U.S. West Texas Intermediate and international-benchmark Brent crude oil futures are trading mixed while giving back most of their earlier gains. Early in the session, both futures contracts were supported by the American Petroleum Institute (API) weekly inventories report that showed a larger than expected decline in weekly stockpiles.

The U.S. futures contract rallied to its high for the week, but the international-benchmark posted an inside move. This was expected because the API released data on U.S. inventories. Furthermore, the U.S. contract ran into resistance at a key long-term technical level at $59.70, and the Brent contract fell well short of its resistance, the 200-day moving average.

At 10:35 GMT, July WTI crude oil is trading $59.02, up $0.21 or +0.37% and August Brent crude oil is at $67.57, down $0.30 or -0.49%.

American Petroleum Institute Weekly Inventories Report

The API reported a large draw in crude oil inventory of 5,285 million barrels for the week-ending May 24. Analysts were looking for an 857,000-barrel drawdown.
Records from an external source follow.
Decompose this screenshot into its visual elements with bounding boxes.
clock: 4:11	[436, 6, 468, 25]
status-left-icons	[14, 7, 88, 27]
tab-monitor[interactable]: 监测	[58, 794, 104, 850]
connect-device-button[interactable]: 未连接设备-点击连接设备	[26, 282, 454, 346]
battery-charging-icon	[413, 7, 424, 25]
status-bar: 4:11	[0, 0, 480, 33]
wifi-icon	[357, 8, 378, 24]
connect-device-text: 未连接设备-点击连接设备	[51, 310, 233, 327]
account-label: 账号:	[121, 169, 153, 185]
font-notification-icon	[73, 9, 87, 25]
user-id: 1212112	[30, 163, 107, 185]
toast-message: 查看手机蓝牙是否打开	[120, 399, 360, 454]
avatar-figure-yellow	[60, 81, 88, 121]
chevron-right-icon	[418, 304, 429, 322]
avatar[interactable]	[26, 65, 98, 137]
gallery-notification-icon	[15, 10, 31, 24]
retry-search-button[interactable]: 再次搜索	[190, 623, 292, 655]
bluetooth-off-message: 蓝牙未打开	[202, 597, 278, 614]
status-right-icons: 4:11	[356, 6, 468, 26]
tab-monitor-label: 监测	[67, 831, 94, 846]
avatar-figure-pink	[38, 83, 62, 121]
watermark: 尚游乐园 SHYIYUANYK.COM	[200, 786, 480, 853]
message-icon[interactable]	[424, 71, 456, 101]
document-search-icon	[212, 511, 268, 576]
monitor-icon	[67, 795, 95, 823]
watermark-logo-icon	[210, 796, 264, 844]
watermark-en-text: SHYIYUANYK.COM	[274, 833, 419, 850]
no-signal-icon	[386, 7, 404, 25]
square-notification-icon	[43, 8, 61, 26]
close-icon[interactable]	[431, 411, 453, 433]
Pricing in this week’s draw, the net build is still bearish, coming in at 26.65 million barrels for the 22-week reporting period in 2019.

The API also reported a build in gasoline inventories for the week-ending May 24 in the amount of 2.711 million barrels. Analysts were looking for a draw in gasoline inventories of 528,000 barrels for the week. Distillate inventories fell by 2.144 million barrels for the week, while inventories at Cushing, Oklahoma fell by 176,000 barrels.

Overall Outlook

Crude oil prices continued to be underpinned by the OPEC-led supply cuts and U.S. sanctions against Iran and Venezuela. However, gains were limited by worries over a global economic slowdown and lower demand because of the on-going trade dispute between the United States and China.

Daily Forecast

Today’s U.S. Energy Information Administration’s (EIA) weekly inventories report is expected to show a 900,000 draw. A larger-than-expected decline could trigger a short-covering rally, while an unexpected build would likely drive prices lower.

WTI prices continue to be capped by a major, long-term 50% level at $59.70 and the 200-day moving average at $60.56. The best value area is $55.32 to $52.70.

Brent crude oil resistance is the 50% level at $67.60 and the 200-day moving average at $68.56. On the downside, the best value area is $62.93 to $60.32.

Barring any unexpected news regarding U.S.-China trade relations, the price action today is likely to be dictated by the EIA report.